Determinant AD Notes
1. Determinant
Forward Definition
For
d = \det(A), \qquad A \in \mathbb{C}^{N \times N},
Jacobi’s formula gives
\dot{d} = \det(A) \cdot \operatorname{tr}(A^{-1}\dot{A}).
Reverse Rule
Given a cotangent \bar{d}:
- real case:
\bar{A} = \bar{d} \cdot \det(A) \cdot A^{-\mathsf{T}}
- complex case:
\bar{A} = \overline{\bar{d} \cdot \det(A)} \cdot A^{-\mathsf{H}}.
Singular matrix handling
The inverse formula fails at singular matrices, but the adjugate interpretation still makes sense:
- rank N-1: the adjugate is rank 1 and can be reconstructed from an SVD
- rank \le N-2: the adjugate vanishes
PyTorch’s linalg_det_backward handles this regime by reconstructing the leave-one-out singular-value products together with the orientation/phase factor coming from U and V^{\mathsf{H}}.
2. slogdet
Forward Definition
(\operatorname{sign}, \operatorname{logabsdet}) = \operatorname{slogdet}(A).
If w = \operatorname{tr}(A^{-1}\dot{A}), then in the complex case
\dot{\operatorname{logabsdet}} = \operatorname{Re}(w), \qquad \dot{\operatorname{sign}} = i \operatorname{Im}(w)\operatorname{sign}.
Reverse Rule
For the differentiable log-magnitude path:
- real case:
\bar{A} = \overline{\operatorname{logabsdet}} \cdot A^{-\mathsf{T}}
- complex case:
\bar{A} = g \cdot A^{-\mathsf{H}}, \qquad g = \overline{\operatorname{logabsdet}} - i \operatorname{Im}(\overline{\operatorname{sign}}^* \operatorname{sign}).
slogdet is not differentiable at singular matrices because \operatorname{logabsdet} = -\infty there.
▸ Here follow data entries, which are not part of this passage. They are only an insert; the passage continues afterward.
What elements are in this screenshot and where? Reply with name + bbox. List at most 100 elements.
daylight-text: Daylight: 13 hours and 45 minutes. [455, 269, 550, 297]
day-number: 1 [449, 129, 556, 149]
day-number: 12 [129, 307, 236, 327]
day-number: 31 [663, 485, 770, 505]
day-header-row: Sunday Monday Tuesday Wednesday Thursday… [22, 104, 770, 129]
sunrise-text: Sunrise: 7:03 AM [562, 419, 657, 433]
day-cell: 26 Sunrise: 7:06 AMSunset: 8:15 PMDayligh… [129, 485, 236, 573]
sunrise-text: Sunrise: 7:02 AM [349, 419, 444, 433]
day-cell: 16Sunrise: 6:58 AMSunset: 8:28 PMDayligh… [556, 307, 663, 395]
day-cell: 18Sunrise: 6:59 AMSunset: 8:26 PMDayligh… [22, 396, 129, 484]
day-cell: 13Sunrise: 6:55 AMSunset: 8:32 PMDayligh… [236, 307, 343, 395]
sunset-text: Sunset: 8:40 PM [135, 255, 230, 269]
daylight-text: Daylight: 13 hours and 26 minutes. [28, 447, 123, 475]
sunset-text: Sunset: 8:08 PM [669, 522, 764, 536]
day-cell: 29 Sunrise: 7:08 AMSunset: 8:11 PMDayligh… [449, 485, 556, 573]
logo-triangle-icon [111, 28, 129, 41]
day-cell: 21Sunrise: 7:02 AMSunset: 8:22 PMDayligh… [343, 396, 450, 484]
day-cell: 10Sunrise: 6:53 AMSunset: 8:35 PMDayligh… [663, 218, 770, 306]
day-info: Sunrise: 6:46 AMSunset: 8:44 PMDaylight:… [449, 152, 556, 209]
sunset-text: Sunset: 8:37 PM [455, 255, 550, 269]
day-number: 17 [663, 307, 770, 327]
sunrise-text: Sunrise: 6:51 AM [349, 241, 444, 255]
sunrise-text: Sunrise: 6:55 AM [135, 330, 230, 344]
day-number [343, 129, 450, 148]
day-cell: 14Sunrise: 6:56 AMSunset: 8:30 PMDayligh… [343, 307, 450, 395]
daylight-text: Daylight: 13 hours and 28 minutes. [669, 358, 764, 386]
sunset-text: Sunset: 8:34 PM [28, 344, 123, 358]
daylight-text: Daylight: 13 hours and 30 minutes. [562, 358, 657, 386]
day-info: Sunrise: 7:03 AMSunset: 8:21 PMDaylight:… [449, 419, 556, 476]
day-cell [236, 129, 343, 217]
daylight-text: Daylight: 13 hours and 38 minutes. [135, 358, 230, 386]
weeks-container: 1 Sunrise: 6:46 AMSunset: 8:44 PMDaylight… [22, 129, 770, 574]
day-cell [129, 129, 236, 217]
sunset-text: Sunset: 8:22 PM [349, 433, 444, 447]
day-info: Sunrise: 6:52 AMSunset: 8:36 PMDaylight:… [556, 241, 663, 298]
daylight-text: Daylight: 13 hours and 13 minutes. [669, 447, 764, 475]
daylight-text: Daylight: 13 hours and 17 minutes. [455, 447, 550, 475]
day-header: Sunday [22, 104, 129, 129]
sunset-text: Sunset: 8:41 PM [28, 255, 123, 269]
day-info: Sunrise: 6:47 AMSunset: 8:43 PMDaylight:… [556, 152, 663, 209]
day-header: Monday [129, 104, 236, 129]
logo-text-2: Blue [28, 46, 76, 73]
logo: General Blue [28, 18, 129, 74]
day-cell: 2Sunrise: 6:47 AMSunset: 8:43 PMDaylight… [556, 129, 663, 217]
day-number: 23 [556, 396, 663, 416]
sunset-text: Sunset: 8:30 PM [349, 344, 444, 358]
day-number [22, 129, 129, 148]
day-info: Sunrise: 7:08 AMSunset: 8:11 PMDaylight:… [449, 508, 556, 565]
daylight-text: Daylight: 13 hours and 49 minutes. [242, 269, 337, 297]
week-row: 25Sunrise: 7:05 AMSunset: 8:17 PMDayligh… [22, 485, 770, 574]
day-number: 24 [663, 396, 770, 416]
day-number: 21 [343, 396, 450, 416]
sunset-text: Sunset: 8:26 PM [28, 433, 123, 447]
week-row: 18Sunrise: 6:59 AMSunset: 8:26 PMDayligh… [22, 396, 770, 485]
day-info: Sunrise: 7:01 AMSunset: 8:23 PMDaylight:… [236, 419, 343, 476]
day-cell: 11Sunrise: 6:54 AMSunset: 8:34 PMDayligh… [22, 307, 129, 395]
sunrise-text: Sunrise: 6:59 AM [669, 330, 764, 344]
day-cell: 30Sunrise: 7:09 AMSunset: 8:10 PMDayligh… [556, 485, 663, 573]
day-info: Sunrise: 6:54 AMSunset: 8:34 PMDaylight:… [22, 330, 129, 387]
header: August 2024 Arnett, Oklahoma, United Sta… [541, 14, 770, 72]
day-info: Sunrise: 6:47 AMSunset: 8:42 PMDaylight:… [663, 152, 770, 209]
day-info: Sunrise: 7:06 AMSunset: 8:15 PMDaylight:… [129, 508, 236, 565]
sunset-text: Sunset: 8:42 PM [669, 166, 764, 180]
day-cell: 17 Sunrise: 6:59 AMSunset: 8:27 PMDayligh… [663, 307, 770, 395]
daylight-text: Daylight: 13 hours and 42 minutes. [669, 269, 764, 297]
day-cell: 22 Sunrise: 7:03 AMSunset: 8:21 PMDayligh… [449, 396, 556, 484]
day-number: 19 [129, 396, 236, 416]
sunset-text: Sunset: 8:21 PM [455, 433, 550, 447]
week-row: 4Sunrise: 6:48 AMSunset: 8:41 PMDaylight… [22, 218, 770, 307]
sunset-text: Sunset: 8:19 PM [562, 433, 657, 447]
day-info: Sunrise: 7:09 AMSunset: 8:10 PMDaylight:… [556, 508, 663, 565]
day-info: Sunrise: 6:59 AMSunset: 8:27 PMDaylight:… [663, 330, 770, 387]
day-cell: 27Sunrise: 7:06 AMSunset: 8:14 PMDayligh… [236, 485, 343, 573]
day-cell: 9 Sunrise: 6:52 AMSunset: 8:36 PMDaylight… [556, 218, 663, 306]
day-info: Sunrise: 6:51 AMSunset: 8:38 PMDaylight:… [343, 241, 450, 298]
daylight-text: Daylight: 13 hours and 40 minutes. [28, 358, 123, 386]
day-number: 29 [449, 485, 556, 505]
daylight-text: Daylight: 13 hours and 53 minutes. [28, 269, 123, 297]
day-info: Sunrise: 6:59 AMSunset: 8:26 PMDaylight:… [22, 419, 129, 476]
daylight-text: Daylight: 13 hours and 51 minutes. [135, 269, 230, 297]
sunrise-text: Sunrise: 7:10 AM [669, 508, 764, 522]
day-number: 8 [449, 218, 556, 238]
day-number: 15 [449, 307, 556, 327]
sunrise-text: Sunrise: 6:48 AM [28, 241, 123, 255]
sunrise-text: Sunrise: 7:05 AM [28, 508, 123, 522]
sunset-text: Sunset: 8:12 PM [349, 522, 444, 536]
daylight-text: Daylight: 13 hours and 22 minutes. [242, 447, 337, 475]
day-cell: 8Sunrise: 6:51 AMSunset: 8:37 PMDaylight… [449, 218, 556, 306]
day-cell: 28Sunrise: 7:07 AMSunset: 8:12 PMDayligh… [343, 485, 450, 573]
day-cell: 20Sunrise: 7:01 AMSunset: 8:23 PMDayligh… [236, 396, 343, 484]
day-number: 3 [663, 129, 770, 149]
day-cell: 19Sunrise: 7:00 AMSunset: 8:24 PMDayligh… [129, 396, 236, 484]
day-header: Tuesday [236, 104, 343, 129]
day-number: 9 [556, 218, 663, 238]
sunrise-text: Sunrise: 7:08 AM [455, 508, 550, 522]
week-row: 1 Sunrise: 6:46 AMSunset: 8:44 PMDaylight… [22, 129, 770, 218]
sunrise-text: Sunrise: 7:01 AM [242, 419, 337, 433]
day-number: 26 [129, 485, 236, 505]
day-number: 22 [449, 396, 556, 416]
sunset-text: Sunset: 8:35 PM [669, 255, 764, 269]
Implementation Correspondence
tenferro-rs/docs/AD/det.mdkeeps bothdetandslogdetin one note and discusses the singular adjugate path explicitly.- PyTorch’s
linalg_det_jvp,linalg_det_backward,slogdet_jvp, andslogdet_backwardimplement the same split and use solves rather than explicit inverses.
Verification
- compare primal
det(A)andslogdet(A)with direct evaluation - compare JVP/VJP against finite differences away from singularity
References
- C. G. J. Jacobi, “De formatione et proprietatibus determinantium,” 1841.
- M. B. Giles, “An extended collection of matrix derivative results for forward and reverse mode AD,” 2008.
DB Families
The DB publishes the determinant value directly.
The DB publishes the differentiable slogdet observable directly.